Re: [Dots] Improve controllability and predictability of keepalives

Hi Carsten,

Please see inline. 

Cheers,
Med

> -----Message d'origine-----
> De : Carsten Bormann [mailto:cabo@tzi.org]
> Envoyé : samedi 16 novembre 2019 15:34
> À : BOUCADAIR Mohamed TGI/OLN
> Cc : dots@ietf.org
> Objet : Re: Improve controllability and predictability of keepalives
> 
> Thank you.
> I still have a few questions, but I think this looks very good.
> 
> 4.4 says:
>            Mitigation requests MUST NOT be delayed
>  	   because of other congestion control checks.
> What might those be?

[Med] A too low probing rate for example as indicated in the sentence right after that excerpt. There is a risk that mitigation requests are delayed (or that heartbeats are not sent which may lead to session liveness checks).   

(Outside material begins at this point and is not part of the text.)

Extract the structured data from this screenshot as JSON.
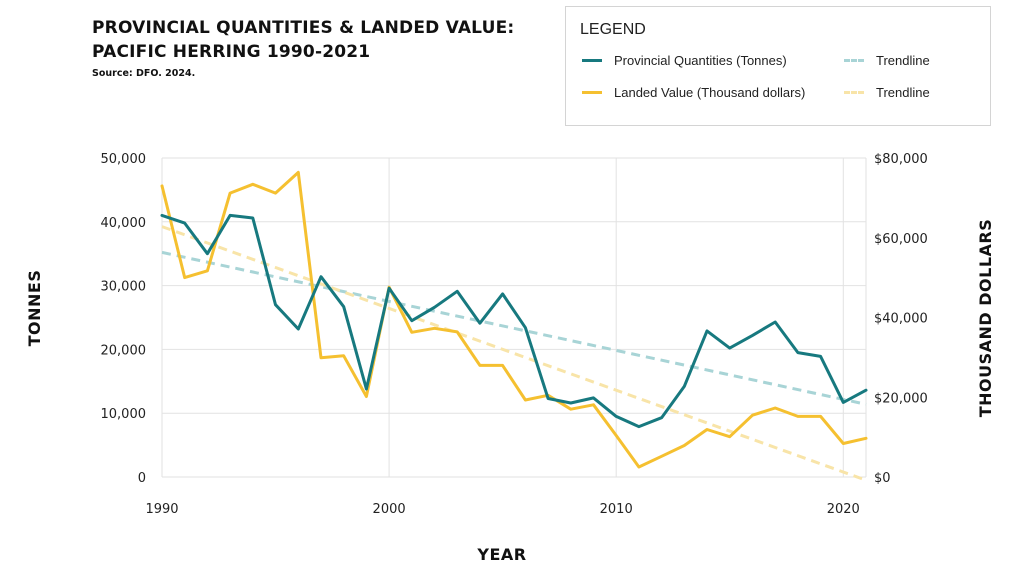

> (You don’t want to be in a situation where you send a ton of mitigation
> requests that are mostly dropped at the tail of a queue.)
> 

[Med] Yes, we don't that. The authoritative rule is as follows: 

   Requests marked by the DOTS client as Non-confirmable messages are
   sent at regular intervals until a response is received from the DOTS
   server.  If the DOTS client cannot maintain an RTT estimate, it MUST
   NOT send more than one Non-confirmable request every 3 seconds, and
   SHOULD use an even less aggressive rate whenever possible (case 2 in
   Section 3.1.3 of [RFC8085]).  

> Before Figure 27, it says:
> 
>            The PUT request used for DOTS heartbeat MUST NOT have a
>  	   'cuid', 'cdid,' or 'mid' Uri-Path.  Such PUT requests MUST NOT be
> 
>  	   relayed by DOTS gateways.
> 
> Why?  (And what should the DOTS gateways do instead?)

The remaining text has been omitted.